Web Development

Updated Apr 5th, 2022

Parallax isn’t supposed to work on mobile yet I see it all the time on my phone (pixel). It may be that it is not supported across all devices. The WordPress cover block approach does not work on iOS.

I consider this a task I should now how to do. Even if it is not well supported, maybe a good idea to practice gracefully degradation.

Multiple Implementations

As usual there are a few approaches. Also Vanilla JS versus React.

The WordPress Cover Block Approach

For example, I know the WP cover block has a “media setting” option to toggle a “fixed background.”

The implementation seems to be the image rendered as a background-image with a “.has-parallax” class added to the “wp-block-cover” class with a CSS property of background-attachment set to fixed, (mdn link here). From MDN, “The background is fixed relative to the viewport. Even if an element has a scrolling mechanism, the background doesn’t move with the element.” This has partial support for safari and safari on iOS.

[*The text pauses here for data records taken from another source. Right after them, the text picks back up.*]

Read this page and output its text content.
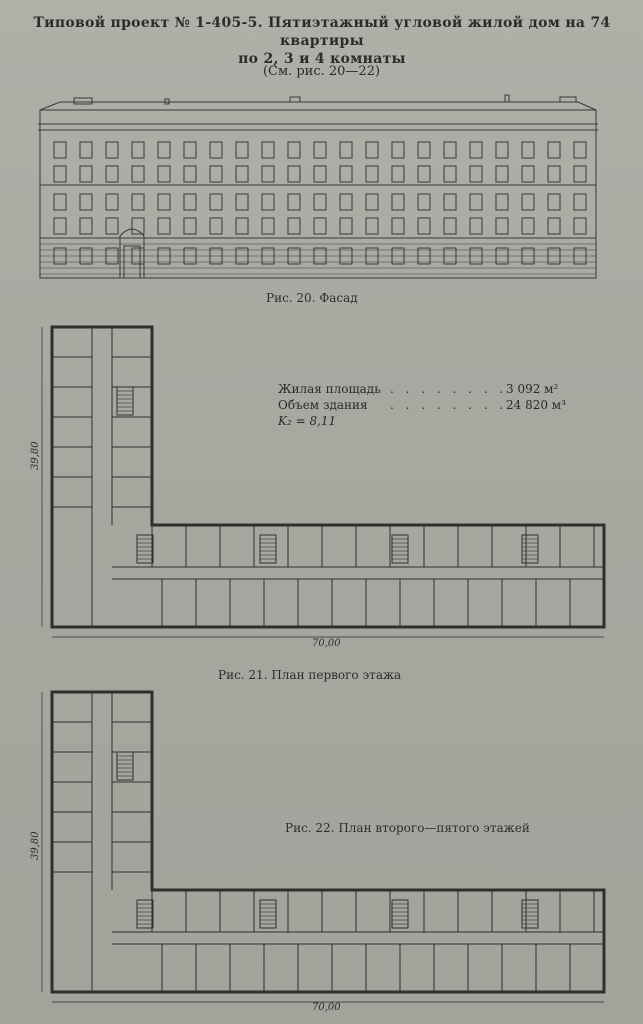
Типовой проект № 1-405-5. Пятиэтажный угловой жилой дом на 74 квартиры
по 2, 3 и 4 комнаты
(См. рис. 20—22)
Рис. 20. Фасад
39,80
70,00
Рис. 21. План первого этажа
Жилая площадь . . . . . . . .
3 092 м²
Объем здания . . . . . . . .
24 820 м³
K₂ = 8,11
39,80
70,00
Рис. 22. План второго—пятого этажей
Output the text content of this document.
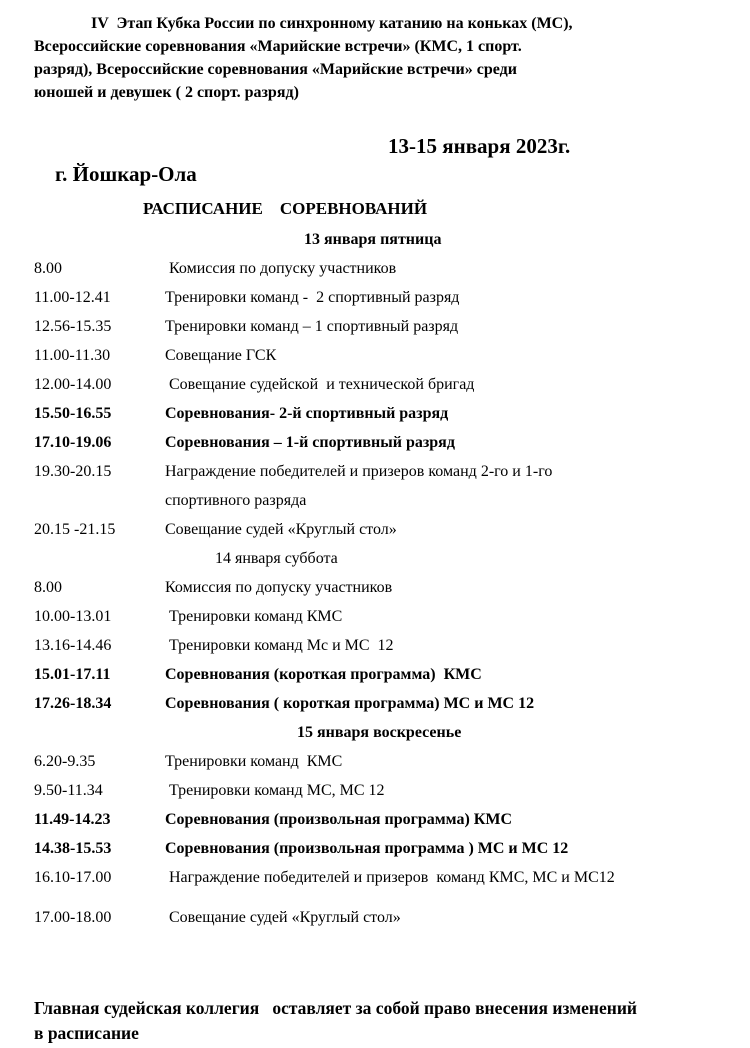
IV  Этап Кубка России по синхронному катанию на коньках (МС),
Всероссийские соревнования «Марийские встречи» (КМС, 1 спорт.
разряд), Всероссийские соревнования «Марийские встречи» среди
юношей и девушек ( 2 спорт. разряд)

г. Йошкар-Ола

13-15 января 2023г.

РАСПИСАНИЕ    СОРЕВНОВАНИЙ
13 января пятница
8.00	Комиссия по допуску участников
11.00-12.41	Тренировки команд -  2 спортивный разряд
12.56-15.35	Тренировки команд – 1 спортивный разряд
11.00-11.30	Совещание ГСК
12.00-14.00	Совещание судейской  и технической бригад
15.50-16.55	Соревнования- 2-й спортивный разряд
17.10-19.06	Соревнования – 1-й спортивный разряд
19.30-20.15	Награждение победителей и призеров команд 2-го и 1-го
спортивного разряда
20.15 -21.15	Совещание судей «Круглый стол»
14 января суббота
8.00	Комиссия по допуску участников
10.00-13.01	Тренировки команд КМС
13.16-14.46	Тренировки команд Мс и МС  12
15.01-17.11	Соревнования (короткая программа)  КМС
17.26-18.34	Соревнования ( короткая программа) МС и МС 12
15 января воскресенье
6.20-9.35	Тренировки команд  КМС
9.50-11.34	Тренировки команд МС, МС 12
11.49-14.23	Соревнования (произвольная программа) КМС
14.38-15.53	Соревнования (произвольная программа ) МС и МС 12
16.10-17.00	Награждение победителей и призеров  команд КМС, МС и МС12
17.00-18.00	Совещание судей «Круглый стол»
Главная судейская коллегия   оставляет за собой право внесения изменений
в расписание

What Does Work for Apple Devices?

Forum post here about the lack of Safari support and consideration for just ripping it out. Chris Coyier has something on it here.

Warning About Accessibility and Motion Sensitivity


Here is an article that explains it’s also computationally expensive (onScroll) and can be glitchy.

DesignCourse Approach

“DesignCourse” video Here

Transform: translate3d(0, 50px, 0)

Console log window.pageOffset to see scroll values

Vanilla JS

“DesignCourse” had a video (here) where there was a camping SVG.

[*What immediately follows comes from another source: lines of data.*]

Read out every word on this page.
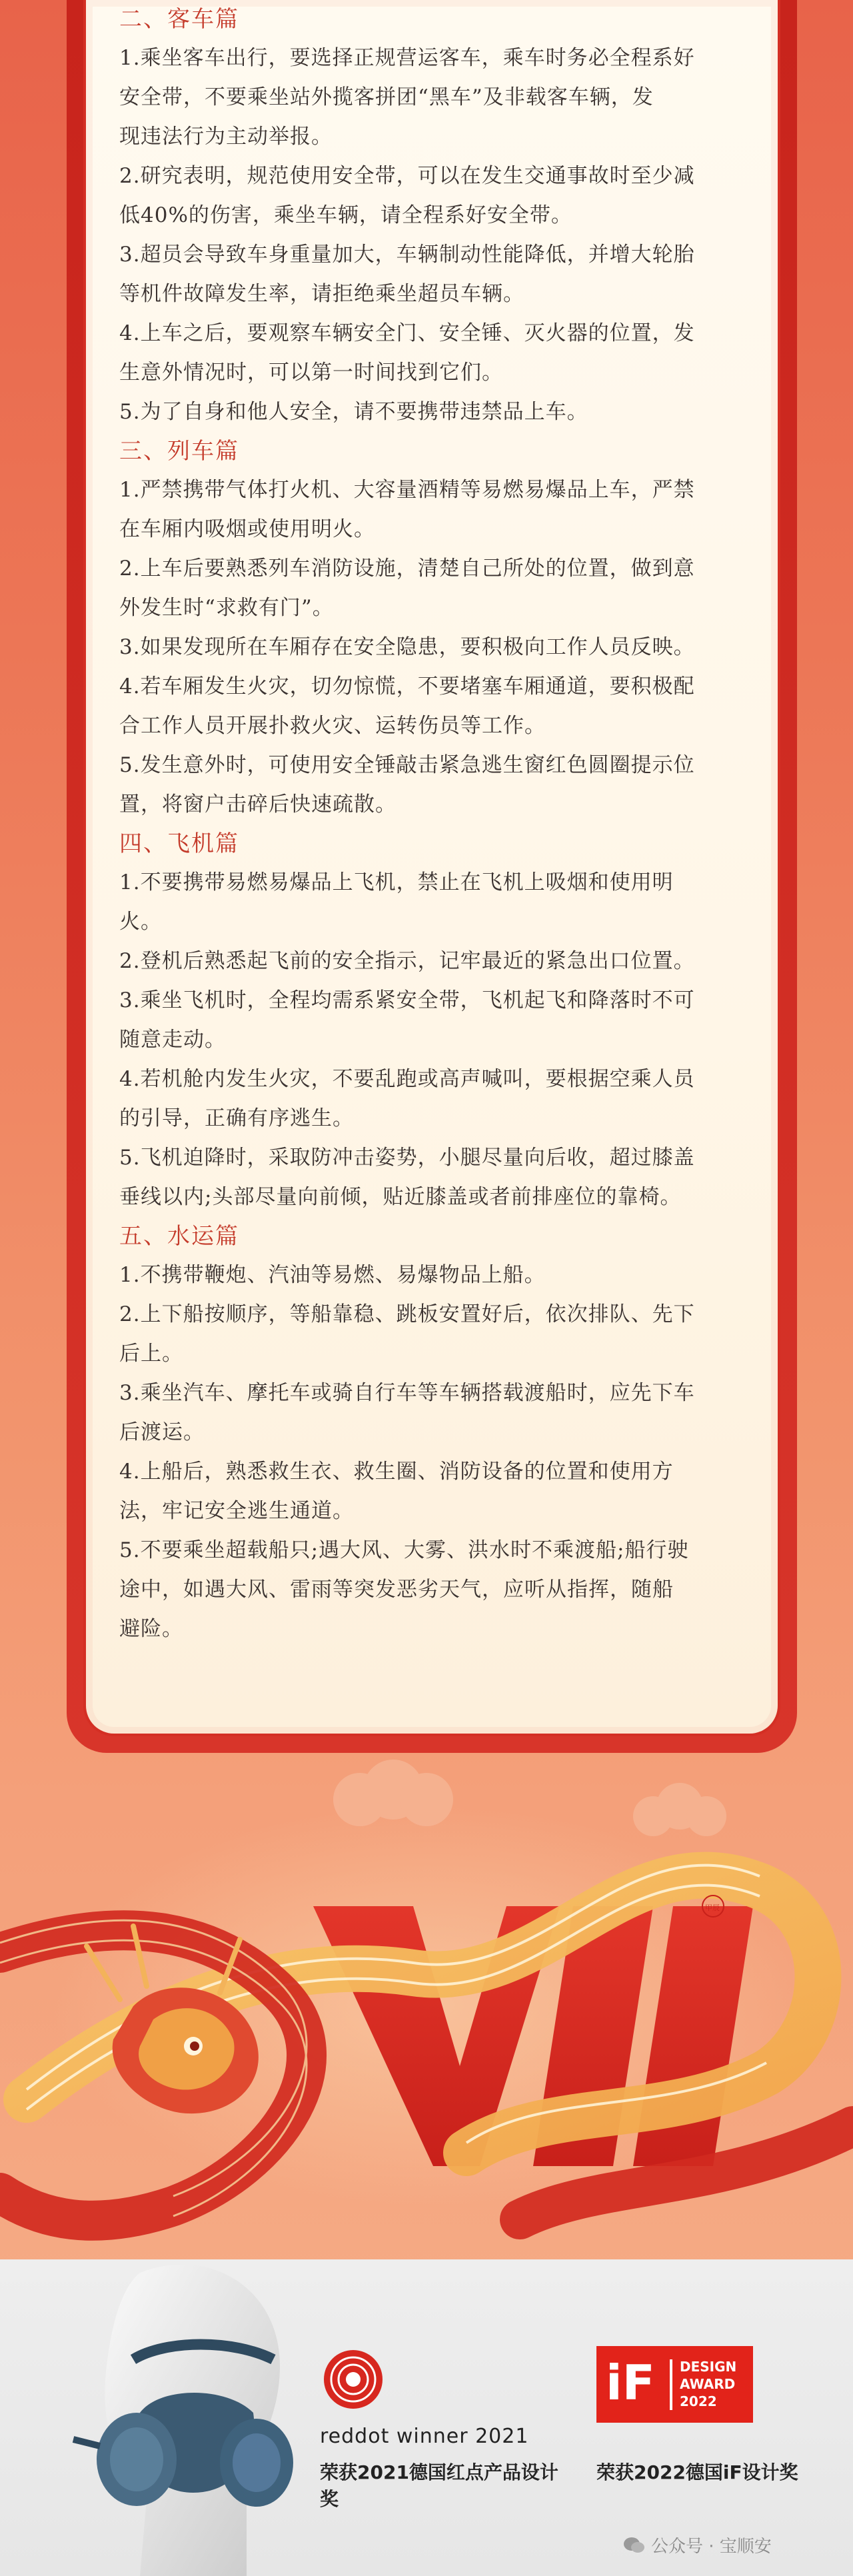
二、客车篇

1.乘坐客车出行，要选择正规营运客车，乘车时务必全程系好

安全带，不要乘坐站外揽客拼团“黑车”及非载客车辆，发

现违法行为主动举报。

2.研究表明，规范使用安全带，可以在发生交通事故时至少减

低40%的伤害，乘坐车辆，请全程系好安全带。

3.超员会导致车身重量加大，车辆制动性能降低，并增大轮胎

等机件故障发生率，请拒绝乘坐超员车辆。

4.上车之后，要观察车辆安全门、安全锤、灭火器的位置，发

生意外情况时，可以第一时间找到它们。

5.为了自身和他人安全，请不要携带违禁品上车。

三、列车篇

1.严禁携带气体打火机、大容量酒精等易燃易爆品上车，严禁

在车厢内吸烟或使用明火。

2.上车后要熟悉列车消防设施，清楚自己所处的位置，做到意

外发生时“求救有门”。

3.如果发现所在车厢存在安全隐患，要积极向工作人员反映。

4.若车厢发生火灾，切勿惊慌，不要堵塞车厢通道，要积极配

合工作人员开展扑救火灾、运转伤员等工作。

5.发生意外时，可使用安全锤敲击紧急逃生窗红色圆圈提示位

置，将窗户击碎后快速疏散。

四、飞机篇

1.不要携带易燃易爆品上飞机，禁止在飞机上吸烟和使用明

火。

2.登机后熟悉起飞前的安全指示，记牢最近的紧急出口位置。

3.乘坐飞机时，全程均需系紧安全带，飞机起飞和降落时不可

随意走动。

4.若机舱内发生火灾，不要乱跑或高声喊叫，要根据空乘人员

的引导，正确有序逃生。

5.飞机迫降时，采取防冲击姿势，小腿尽量向后收，超过膝盖

垂线以内;头部尽量向前倾，贴近膝盖或者前排座位的靠椅。

五、水运篇

1.不携带鞭炮、汽油等易燃、易爆物品上船。

2.上下船按顺序，等船靠稳、跳板安置好后，依次排队、先下

后上。

3.乘坐汽车、摩托车或骑自行车等车辆搭载渡船时，应先下车

后渡运。

4.上船后，熟悉救生衣、救生圈、消防设备的位置和使用方

法，牢记安全逃生通道。

5.不要乘坐超载船只;遇大风、大雾、洪水时不乘渡船;船行驶

途中，如遇大风、雷雨等突发恶劣天气，应听从指挥，随船

避险。

甲辰
reddot winner 2021
荣获2021德国红点产品设计奖
iF DESIGN
AWARD
2022
荣获2022德国iF设计奖
公众号 · 宝顺安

Closure: Web Dev & More Approach

Video here.

A great way to bring life to your website. People think websites with parallax scrolling make websites look more professional. Can do vertical and horizontal.

Abstract backgrounds (pages with random abstract shapes behind them) work great for parallax.

Accomplished by having items scroll at a different speed or direction.

Sonic the hedgehog game is an example.

In this example he makes the background scroll slower than the foreground. This can be a tree of using the translateY CSS property.

But we need to know how much the user has scrolled the page and we need to store this data with useState.

Get the value to store and update by adding an event listener inside a useEffect hook with empty dependency array.

We get the value with window.pageYOffset And do this inside of a handle scroll function triggered on the scroll event listener and we use a teardown function to remove the event listener when the component is unmounted.

The easiest way to affect the translate why property in the CSS is to add an inline style.

He wants to background to be 50% slower than the foreground. It also needs to be 50% higher than where it’s supposed to be.

He has a second parallel effect to some triangles in the corner

He has them stored as a separate image so you can easily do that. Copy and paste the same translate why to the triangles div And change the speed multiplier to 0.8 And note the higher the value the slower the parallax.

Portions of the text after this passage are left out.